KiloClaw in VS Code: Your Autonomous Agent Gets a Seat Next to Your Code
Published on 05.05.2026
KiloClaw in VS Code: Your Autonomous Agent Gets a Seat Next to Your Code
TLDR: Kilo Code v7.2.20 ships a native KiloClaw chat panel inside VS Code, and every KiloClaw cloud instance now includes the full Kilo CLI. The result is that your interactive coding assistant and your always-on autonomous agent now share the same editor window.
Summary:
There's a friction point that anyone who uses both an interactive coding assistant and a background autonomous agent knows well: you're deep in a file, you want to check what your agent found, and suddenly you're alt-tabbing to a browser or a separate app. That small interruption adds up. The Kilo team apparently heard this enough times in their Discord that they built directly at the problem.
The KiloClaw panel, available since v7.2.20 of the VS Code extension, appears alongside your Kilo Code sidebar. On one side you're writing code with an agent that sees your file tree, terminal output, and editor state. On the other side, KiloClaw is running on a remote server doing whatever you set it to do — monitoring a repo, processing requests, handling email checks, drafting that blog post. Both are in the same window. No tab switching.
What makes this more interesting than a simple chat widget is the second half: the Kilo CLI is now built into every KiloClaw instance. That means your cloud-hosted agent can invoke kilo run to spin up its own coding sessions, use kilo pr to check out and review pull requests, or reach any of the 500-plus supported models. So the agent isn't just watching and reporting back. It can actually do the work, open the PR, and let you know when it's ready for your eyes. The /kiloclaw command in the CLI also picks up organization context now, so if you've selected a team scope, it routes to that org's shared KiloClaw instance rather than your personal one.
There are honest rough edges here. The panel requires Kilo Gateway authentication — you can't get to it with a bare API key alone. The /kiloclaw CLI command has the same prerequisite. And documentation is still catching up to the feature, with an open PR to add a proper setup page that covers this in detail. WebSocket error handling did get fixed in the latest release, which means the panel no longer gets stuck in a broken state on connection failures. But I'd call this early access territory, not polished product.

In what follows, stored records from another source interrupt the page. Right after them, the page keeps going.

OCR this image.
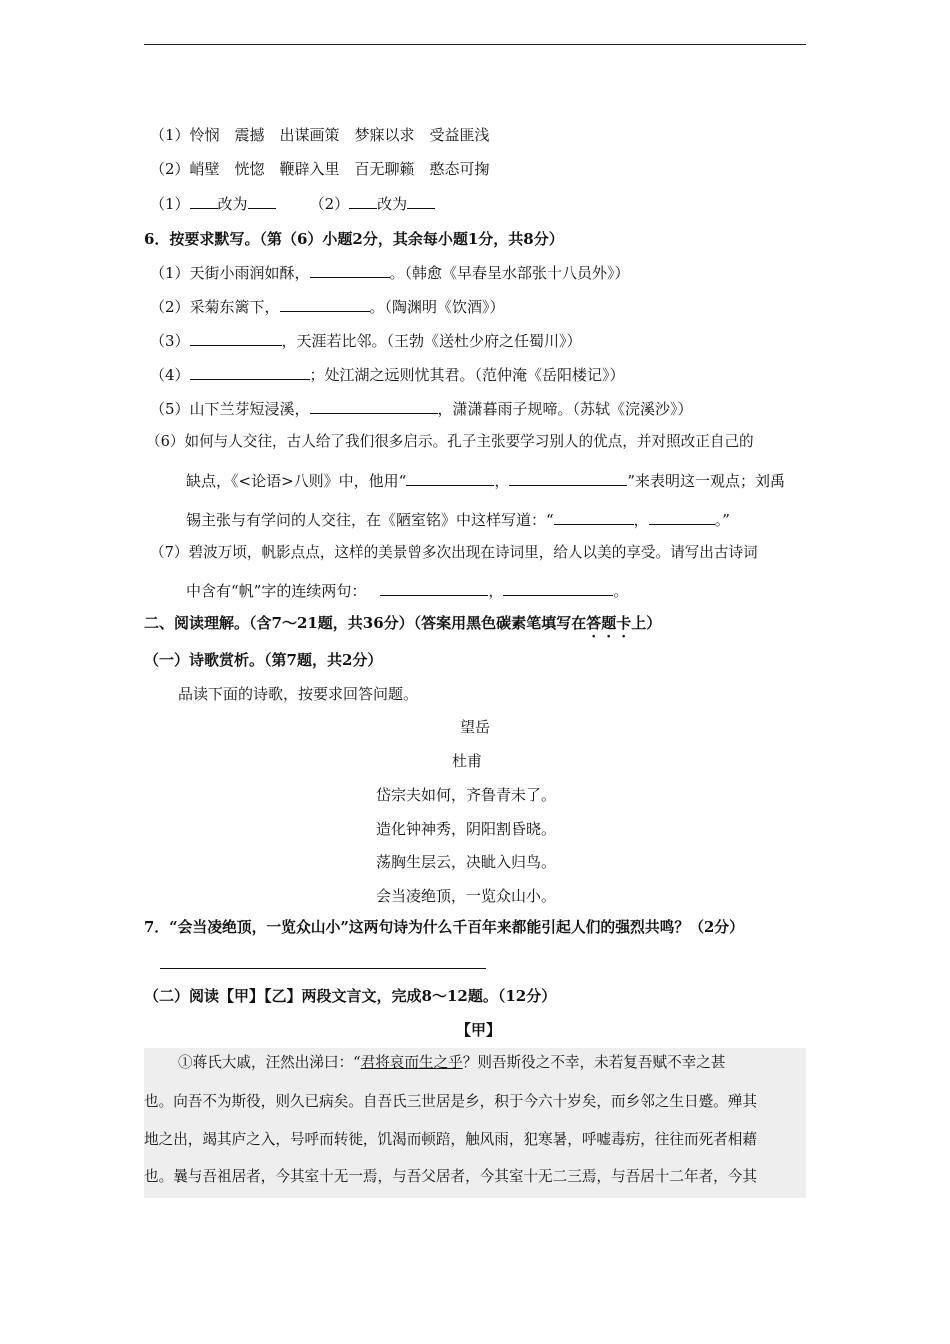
（1）怜悯　震撼　出谋画策　梦寐以求　受益匪浅
（2）峭壁　恍惚　鞭辟入里　百无聊籁　憨态可掬
（1） 改为	（2） 改为
6．按要求默写。（第（6）小题2分，其余每小题1分，共8分）
（1）天街小雨润如酥，	。（韩愈《早春呈水部张十八员外》）
（2）采菊东篱下，	。（陶渊明《饮酒》）
（3）	，天涯若比邻。（王勃《送杜少府之任蜀川》）
（4）	；处江湖之远则忧其君。（范仲淹《岳阳楼记》）
（5）山下兰芽短浸溪，	，潇潇暮雨子规啼。（苏轼《浣溪沙》）
（6）如何与人交往，古人给了我们很多启示。孔子主张要学习别人的优点，并对照改正自己的
缺点，《<论语>八则》中，他用“	，	”来表明这一观点；刘禹
锡主张与有学问的人交往，在《陋室铭》中这样写道：“	，	。”
（7）碧波万顷，帆影点点，这样的美景曾多次出现在诗词里，给人以美的享受。请写出古诗词
中含有“帆”字的连续两句：	，	。
二、阅读理解。（含7～21题，共36分）（答案用黑色碳素笔填写在答题卡上）
（一）诗歌赏析。（第7题，共2分）
品读下面的诗歌，按要求回答问题。
望岳
杜甫
岱宗夫如何，齐鲁青未了。
造化钟神秀，阴阳割昏晓。
荡胸生层云，决眦入归鸟。
会当凌绝顶，一览众山小。
7．“会当凌绝顶，一览众山小”这两句诗为什么千百年来都能引起人们的强烈共鸣？（2分）
（二）阅读【甲】【乙】两段文言文，完成8～12题。（12分）
【甲】
①蒋氏大戚，汪然出涕曰：“君将哀而生之乎？则吾斯役之不幸，未若复吾赋不幸之甚
也。向吾不为斯役，则久已病矣。自吾氏三世居是乡，积于今六十岁矣，而乡邻之生日蹙。殚其
地之出，竭其庐之入，号呼而转徙，饥渴而顿踣，触风雨，犯寒暑，呼嘘毒疠，往往而死者相藉
也。曩与吾祖居者，今其室十无一焉，与吾父居者，今其室十无二三焉，与吾居十二年者，今其
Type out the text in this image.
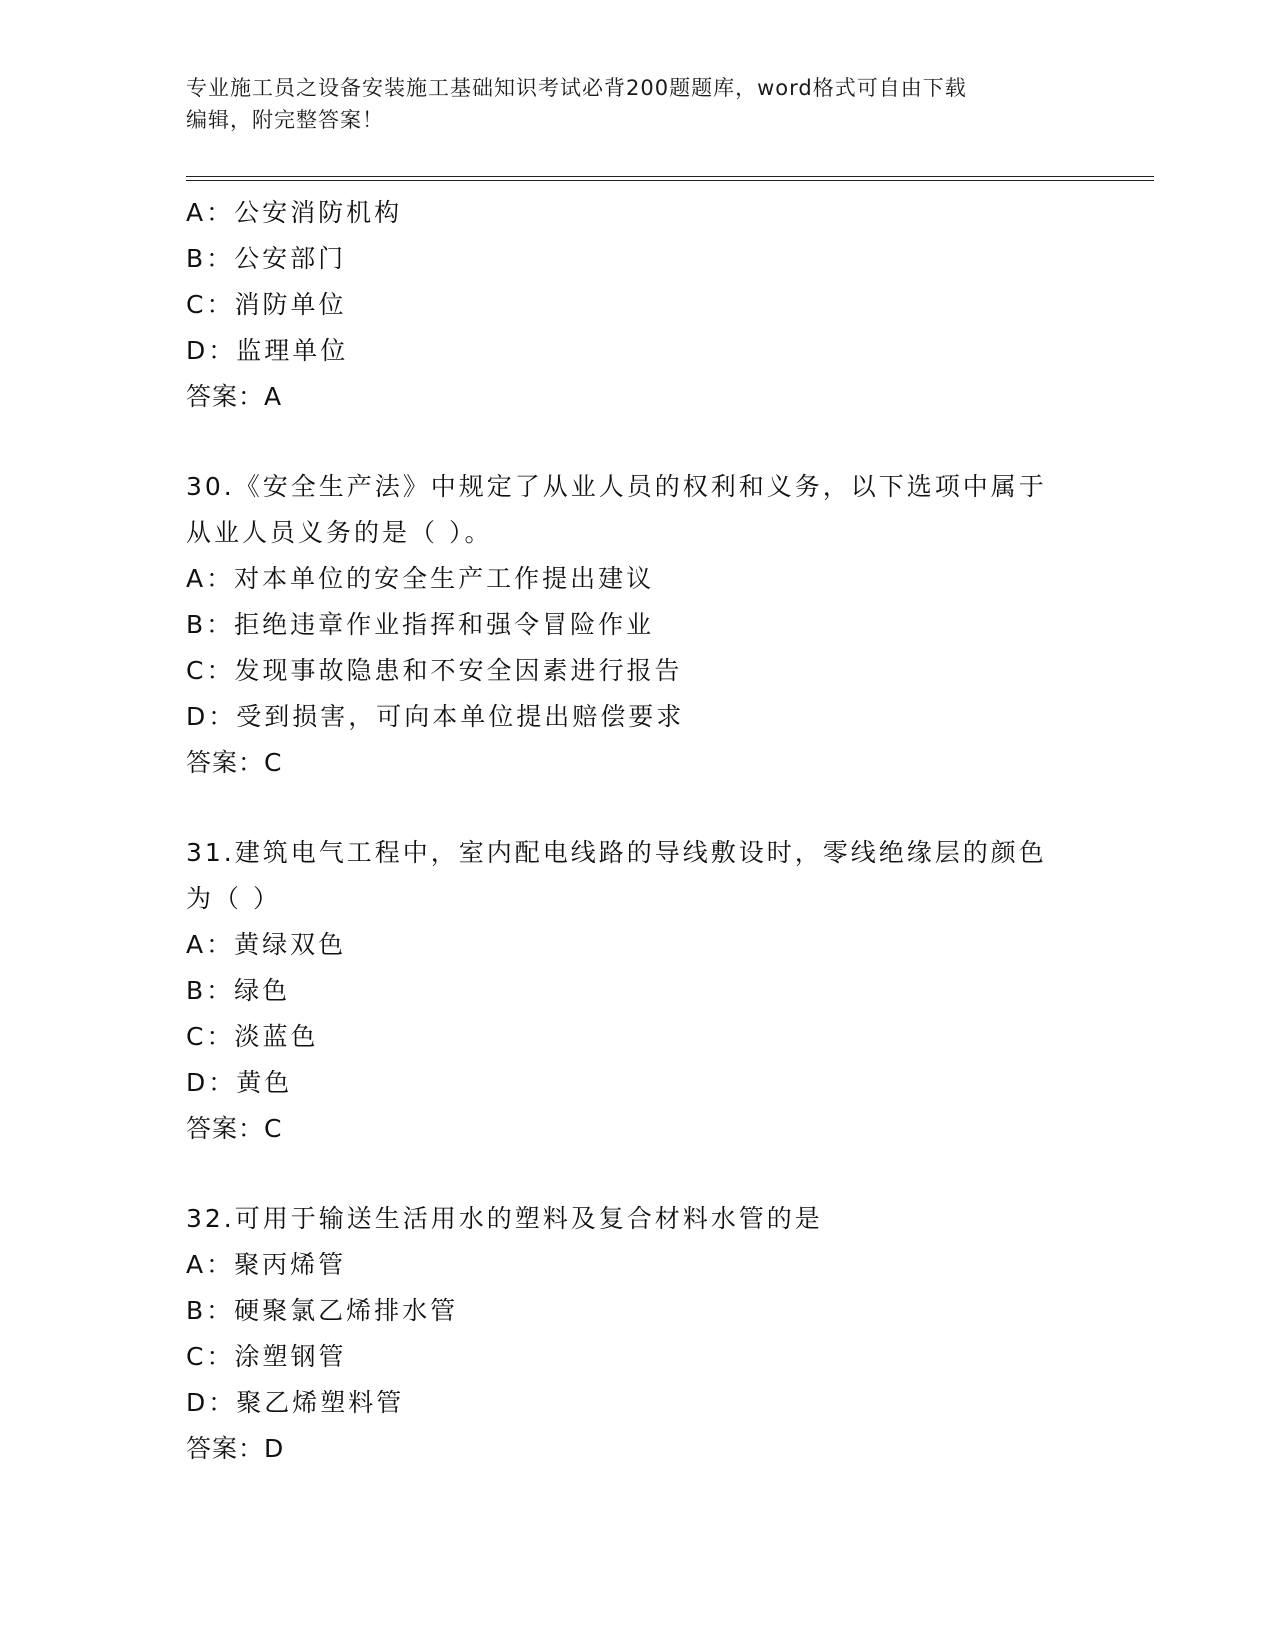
专业施工员之设备安装施工基础知识考试必背200题题库，word格式可自由下载
编辑，附完整答案！
A：公安消防机构
B：公安部门
C：消防单位
D：监理单位
答案：A
30.《安全生产法》中规定了从业人员的权利和义务，以下选项中属于
从业人员义务的是（ ）。
A：对本单位的安全生产工作提出建议
B：拒绝违章作业指挥和强令冒险作业
C：发现事故隐患和不安全因素进行报告
D：受到损害，可向本单位提出赔偿要求
答案：C
31.建筑电气工程中，室内配电线路的导线敷设时，零线绝缘层的颜色
为（ ）
A：黄绿双色
B：绿色
C：淡蓝色
D：黄色
答案：C
32.可用于输送生活用水的塑料及复合材料水管的是
A：聚丙烯管
B：硬聚氯乙烯排水管
C：涂塑钢管
D：聚乙烯塑料管
答案：D
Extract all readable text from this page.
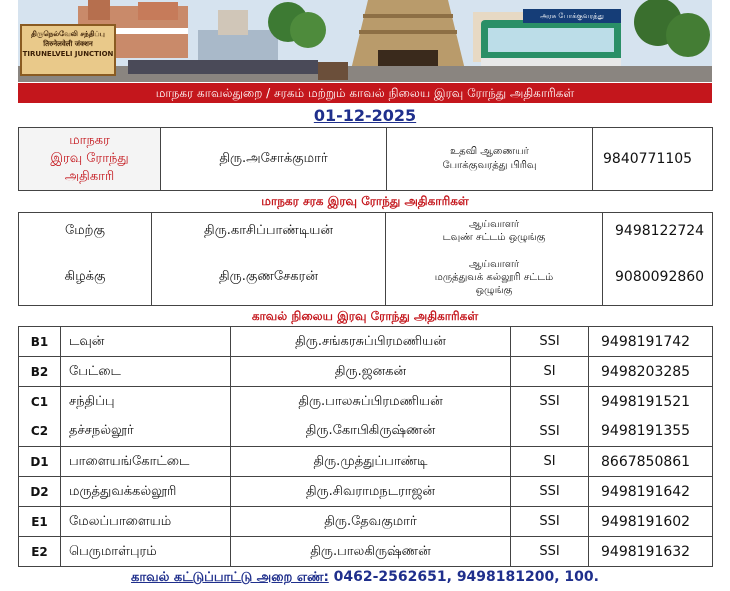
திருநெல்வேலி சந்திப்பு
तिरुनेलवेली जंक्शन
TIRUNELVELI JUNCTION
அரசு போக்குவரத்து
மாநகர காவல்துறை / சரகம் மற்றும் காவல் நிலைய இரவு ரோந்து அதிகாரிகள்
01-12-2025
மாநகர
இரவு ரோந்து
அதிகாரி
	திரு.அசோக்குமார்	உதவி ஆணையர்
போக்குவரத்து பிரிவு	9840771105
மாநகர சரக இரவு ரோந்து அதிகாரிகள்
மேற்கு	திரு.காசிப்பாண்டியன்	ஆய்வாளர்
டவுண் சட்டம் ஒழுங்கு	9498122724
கிழக்கு	திரு.குணசேகரன்	ஆய்வாளர்
மருத்துவக் கல்லூரி சட்டம்
ஒழுங்கு	9080092860
காவல் நிலைய இரவு ரோந்து அதிகாரிகள்
B1	டவுன்	திரு.சங்கரசுப்பிரமணியன்	SSI	9498191742
B2	பேட்டை	திரு.ஜனகன்	SI	9498203285
C1	சந்திப்பு	திரு.பாலசுப்பிரமணியன்	SSI	9498191521
C2	தச்சநல்லூர்	திரு.கோபிகிருஷ்ணன்	SSI	9498191355
D1	பாளையங்கோட்டை	திரு.முத்துப்பாண்டி	SI	8667850861
D2	மருத்துவக்கல்லூரி	திரு.சிவராமநடராஜன்	SSI	9498191642
E1	மேலப்பாளையம்	திரு.தேவகுமார்	SSI	9498191602
E2	பெருமாள்புரம்	திரு.பாலகிருஷ்ணன்	SSI	9498191632
காவல் கட்டுப்பாட்டு அறை எண்: 0462-2562651, 9498181200, 100.
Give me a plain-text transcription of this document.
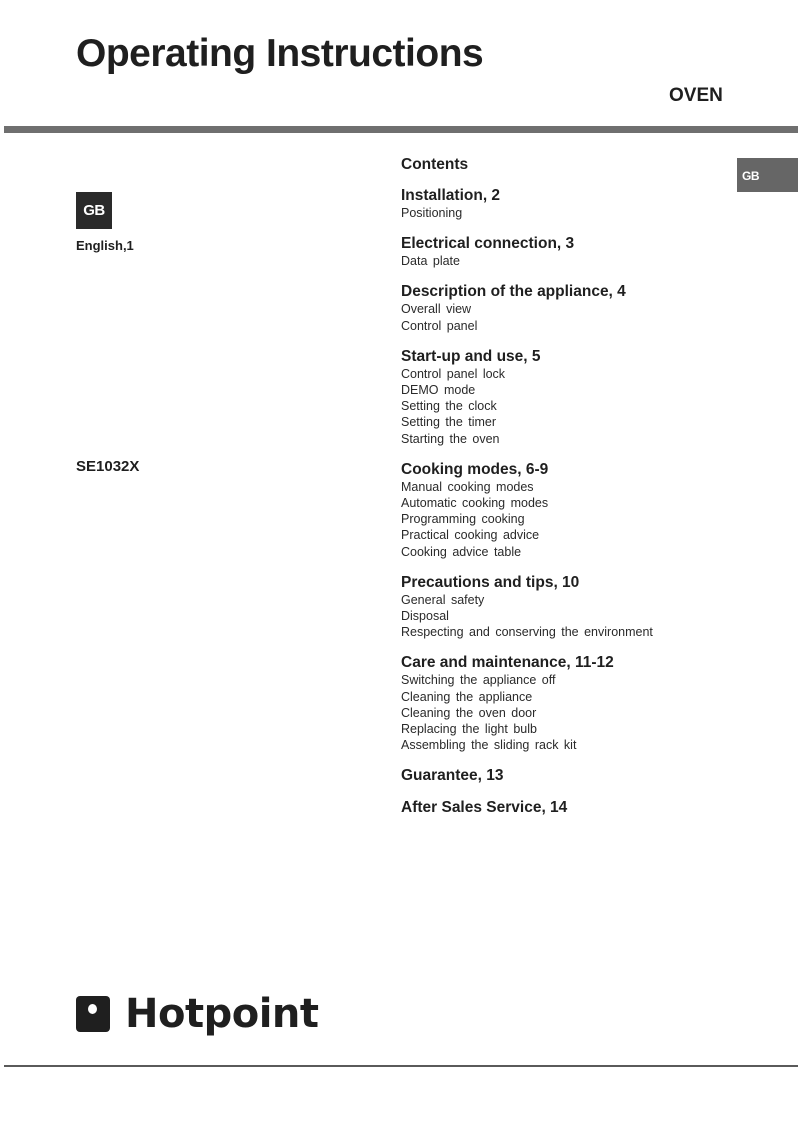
Operating Instructions
OVEN
GB
English,1
SE1032X
GB
Contents
Installation, 2
Positioning
Electrical connection, 3
Data plate
Description of the appliance, 4
Overall view
Control panel
Start-up and use, 5
Control panel lock
DEMO mode
Setting the clock
Setting the timer
Starting the oven
Cooking modes, 6-9
Manual cooking modes
Automatic cooking modes
Programming cooking
Practical cooking advice
Cooking advice table
Precautions and tips, 10
General safety
Disposal
Respecting and conserving the environment
Care and maintenance, 11-12
Switching the appliance off
Cleaning the appliance
Cleaning the oven door
Replacing the light bulb
Assembling the sliding rack kit
Guarantee, 13
After Sales Service, 14
Hotpoint
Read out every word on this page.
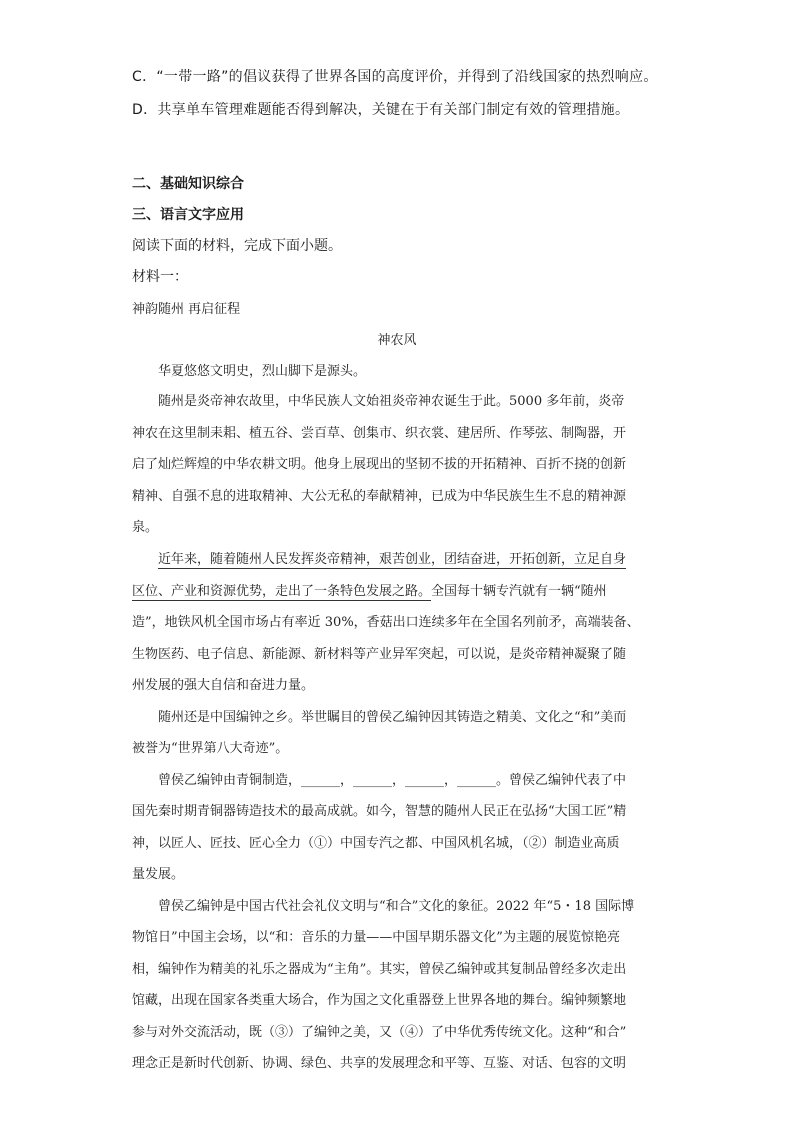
C．“一带一路”的倡议获得了世界各国的高度评价，并得到了沿线国家的热烈响应。
D．共享单车管理难题能否得到解决，关键在于有关部门制定有效的管理措施。
二、基础知识综合
三、语言文字应用
阅读下面的材料，完成下面小题。
材料一：
神韵随州 再启征程
神农风
华夏悠悠文明史，烈山脚下是源头。
随州是炎帝神农故里，中华民族人文始祖炎帝神农诞生于此。5000 多年前，炎帝
神农在这里制耒耜、植五谷、尝百草、创集市、织衣裳、建居所、作琴弦、制陶器，开
启了灿烂辉煌的中华农耕文明。他身上展现出的坚韧不拔的开拓精神、百折不挠的创新
精神、自强不息的进取精神、大公无私的奉献精神，已成为中华民族生生不息的精神源
泉。
近年来，随着随州人民发挥炎帝精神，艰苦创业，团结奋进，开拓创新，立足自身
区位、产业和资源优势，走出了一条特色发展之路。全国每十辆专汽就有一辆“随州
造”，地铁风机全国市场占有率近 30%，香菇出口连续多年在全国名列前矛，高端装备、
生物医药、电子信息、新能源、新材料等产业异军突起，可以说，是炎帝精神凝聚了随
州发展的强大自信和奋进力量。
随州还是中国编钟之乡。举世瞩目的曾侯乙编钟因其铸造之精美、文化之“和”美而
被誉为“世界第八大奇迹”。
曾侯乙编钟由青铜制造，______，______，______，______。曾侯乙编钟代表了中
国先秦时期青铜器铸造技术的最高成就。如今，智慧的随州人民正在弘扬“大国工匠”精
神，以匠人、匠技、匠心全力（①）中国专汽之都、中国风机名城，（②）制造业高质
量发展。
曾侯乙编钟是中国古代社会礼仪文明与“和合”文化的象征。2022 年“5・18 国际博
物馆日”中国主会场，以“和：音乐的力量——中国早期乐器文化”为主题的展览惊艳亮
相，编钟作为精美的礼乐之器成为“主角”。其实，曾侯乙编钟或其复制品曾经多次走出
馆藏，出现在国家各类重大场合，作为国之文化重器登上世界各地的舞台。编钟频繁地
参与对外交流活动，既（③）了编钟之美，又（④）了中华优秀传统文化。这种“和合”
理念正是新时代创新、协调、绿色、共享的发展理念和平等、互鉴、对话、包容的文明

The broader picture is that the line between "interactive agent" and "autonomous background agent" is getting blurry on purpose. Interactive agents work in your context. Autonomous agents work in their own context, on their own machines, on their own schedule. Having both in the same editor window means you can hand off a refactor to KiloClaw while you work on the interesting parts, check the results when they come in, and never leave the environment you're already in. That's a real workflow change, not just a UI convenience.
Key takeaways:
- KiloClaw now has a native chat panel inside VS Code (shipped in v7.2.20), running alongside Kilo Code for simultaneous interactive and autonomous agent access
- The Kilo CLI is built into every KiloClaw cloud instance, letting your background agent spin up coding sessions, review PRs, and use 500-plus models autonomously
- The
/kiloclawCLI command supports org-level context, routing to your team's shared agent when you have a team scope selected - Both features require Kilo Gateway authentication — bare API key usage won't get you to the panel or the command
Why do I care:
Context switching is the real cost here, not keystrokes. Every time you leave your editor to check on what a background agent did, you pay a mental re-entry cost when you return. Putting the autonomous agent panel directly in VS Code is genuinely useful because it respects the fact that developers already live in their editor. The CLI-in-KiloClaw piece is the more technically interesting development to me though. An agent that can invoke other agents, check out PRs, run its own coding sessions — that starts to look less like a chatbot and more like a junior developer with server access. That's worth watching closely, and worth understanding before you grant it too much autonomy.